Editoriali
Toghe arroganti, pure nella crisi
Quando la classe politica della cosiddetta Prima Repubblica fu travolta dalle indagini giudiziarie non provò neppure a difendersi. Certo, Craxi buttò lì che Mario Chiesa era solo un “mariuolo”, e poi in parlamento fece quel suo discorso sul finanziamento illegale conosciuto e praticato da tutti, ma furono modesti e isolati espedienti di resistenza in un panorama di generale abdicazione: e perlopiù i dirigenti di quei partiti politici seguivano il consiglio dei loro avvocati, cioè fare le scale del Palazzo di Giustizia di Milano e presentarsi incurvi davanti ai pm per confessare.

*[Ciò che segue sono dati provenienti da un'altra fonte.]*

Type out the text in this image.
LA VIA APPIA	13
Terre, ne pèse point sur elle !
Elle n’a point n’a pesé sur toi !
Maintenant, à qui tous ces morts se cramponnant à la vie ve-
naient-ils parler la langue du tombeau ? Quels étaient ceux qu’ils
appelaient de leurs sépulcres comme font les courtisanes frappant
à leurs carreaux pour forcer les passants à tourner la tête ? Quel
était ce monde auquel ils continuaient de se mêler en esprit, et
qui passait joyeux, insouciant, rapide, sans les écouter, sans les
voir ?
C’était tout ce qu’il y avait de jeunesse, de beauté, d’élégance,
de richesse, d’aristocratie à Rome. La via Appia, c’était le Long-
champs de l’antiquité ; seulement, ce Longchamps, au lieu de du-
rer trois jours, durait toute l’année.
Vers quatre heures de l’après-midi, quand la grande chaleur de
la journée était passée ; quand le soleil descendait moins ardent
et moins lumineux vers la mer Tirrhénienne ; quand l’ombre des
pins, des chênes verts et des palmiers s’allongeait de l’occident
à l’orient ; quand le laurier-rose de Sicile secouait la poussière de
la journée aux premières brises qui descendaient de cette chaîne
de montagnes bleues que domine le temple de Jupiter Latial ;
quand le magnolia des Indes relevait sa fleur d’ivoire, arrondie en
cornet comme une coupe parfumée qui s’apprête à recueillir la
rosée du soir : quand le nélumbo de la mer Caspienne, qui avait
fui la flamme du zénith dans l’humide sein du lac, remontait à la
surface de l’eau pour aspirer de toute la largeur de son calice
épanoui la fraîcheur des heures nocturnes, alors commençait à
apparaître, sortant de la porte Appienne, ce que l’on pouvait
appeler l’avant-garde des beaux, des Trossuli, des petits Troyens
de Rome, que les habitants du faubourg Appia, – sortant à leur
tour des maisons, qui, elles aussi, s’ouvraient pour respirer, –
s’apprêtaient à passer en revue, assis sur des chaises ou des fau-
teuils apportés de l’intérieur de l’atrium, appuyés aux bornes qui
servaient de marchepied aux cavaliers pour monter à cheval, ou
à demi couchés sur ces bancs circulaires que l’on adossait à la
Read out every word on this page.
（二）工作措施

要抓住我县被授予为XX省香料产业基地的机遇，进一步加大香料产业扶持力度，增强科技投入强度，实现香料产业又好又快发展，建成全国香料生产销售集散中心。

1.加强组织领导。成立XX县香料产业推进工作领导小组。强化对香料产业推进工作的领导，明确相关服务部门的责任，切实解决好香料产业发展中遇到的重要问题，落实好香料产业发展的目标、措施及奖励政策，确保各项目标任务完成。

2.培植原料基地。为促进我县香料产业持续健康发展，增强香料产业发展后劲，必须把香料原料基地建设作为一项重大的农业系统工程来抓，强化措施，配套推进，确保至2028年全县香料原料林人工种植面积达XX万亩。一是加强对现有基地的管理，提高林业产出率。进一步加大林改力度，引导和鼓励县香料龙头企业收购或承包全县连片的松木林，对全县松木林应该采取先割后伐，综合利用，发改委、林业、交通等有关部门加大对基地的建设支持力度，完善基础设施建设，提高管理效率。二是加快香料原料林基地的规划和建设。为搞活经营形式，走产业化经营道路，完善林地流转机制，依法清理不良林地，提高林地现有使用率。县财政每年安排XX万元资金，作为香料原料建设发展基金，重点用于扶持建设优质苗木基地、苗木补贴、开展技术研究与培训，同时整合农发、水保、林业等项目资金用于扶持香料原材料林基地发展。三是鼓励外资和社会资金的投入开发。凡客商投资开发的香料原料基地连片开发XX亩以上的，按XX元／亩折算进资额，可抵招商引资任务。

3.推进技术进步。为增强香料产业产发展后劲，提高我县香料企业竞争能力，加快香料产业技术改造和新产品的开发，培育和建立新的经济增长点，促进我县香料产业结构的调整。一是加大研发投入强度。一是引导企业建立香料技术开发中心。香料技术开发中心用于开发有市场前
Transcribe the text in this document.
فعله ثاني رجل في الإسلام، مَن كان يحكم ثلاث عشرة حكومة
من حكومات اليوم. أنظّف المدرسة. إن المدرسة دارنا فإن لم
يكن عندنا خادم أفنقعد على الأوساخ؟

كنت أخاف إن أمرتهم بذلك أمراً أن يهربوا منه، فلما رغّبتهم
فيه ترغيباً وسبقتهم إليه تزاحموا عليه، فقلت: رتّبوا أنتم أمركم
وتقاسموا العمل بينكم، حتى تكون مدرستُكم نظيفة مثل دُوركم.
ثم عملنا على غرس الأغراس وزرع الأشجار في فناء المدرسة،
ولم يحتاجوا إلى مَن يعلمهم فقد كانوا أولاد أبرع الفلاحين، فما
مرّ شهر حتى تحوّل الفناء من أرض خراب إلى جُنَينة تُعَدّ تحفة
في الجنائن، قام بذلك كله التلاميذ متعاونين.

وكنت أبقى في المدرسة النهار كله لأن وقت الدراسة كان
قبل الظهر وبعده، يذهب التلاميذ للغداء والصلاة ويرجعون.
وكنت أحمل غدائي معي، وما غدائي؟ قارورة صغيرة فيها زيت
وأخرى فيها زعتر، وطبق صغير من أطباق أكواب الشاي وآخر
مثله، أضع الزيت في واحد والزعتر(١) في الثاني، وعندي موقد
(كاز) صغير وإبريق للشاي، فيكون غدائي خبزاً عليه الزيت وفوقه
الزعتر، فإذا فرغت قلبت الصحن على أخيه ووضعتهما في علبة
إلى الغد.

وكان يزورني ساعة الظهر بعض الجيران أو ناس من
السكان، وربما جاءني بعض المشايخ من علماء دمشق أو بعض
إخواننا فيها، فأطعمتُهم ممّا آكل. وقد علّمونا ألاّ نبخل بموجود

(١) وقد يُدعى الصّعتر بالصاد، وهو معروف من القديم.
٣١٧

Viene in mente quell’andazzo, ora che scandali non meno gravi coinvolgono proprio quelli che guidarono la rivoluzione giudiziaria che ha distrutto quei partiti politici. Questi erano titolari di un potere vituperato, ma che comunque poteva vantare una specie di accreditamento e, dopotutto, una parvenza di addentellato costituzionale: i magistrati, no. I Magistrati esercitavano allora, e in buona misura esercitano ancora, un potere adulato, e completamente estraneo al limite costituzionale. E questo spiega perché, pur a fronte delle gravissime e sistematiche ragioni di malversazione che ne viziano la struttura, l’organizzazione giudiziaria reagisce facendo finta di nulla. Il pallido riflesso di responsabilità che ancora connotava il contegno dei partiti politici, e li obbligava ad allargare le braccia di fronte all’evidenza della propria inadeguatezza, è completamente assente nei comportamenti della magistratura corporata, la quale oppone all’accusa che la riguarda la noncuranza del potere arbitrario, l’arroganza del potere usurpato, la violenza del potere senza fondamento di diritto. Non c’è neppure il segno del potere corrotto, nell’indifferenza della magistratura: c’è quello del potere golpista.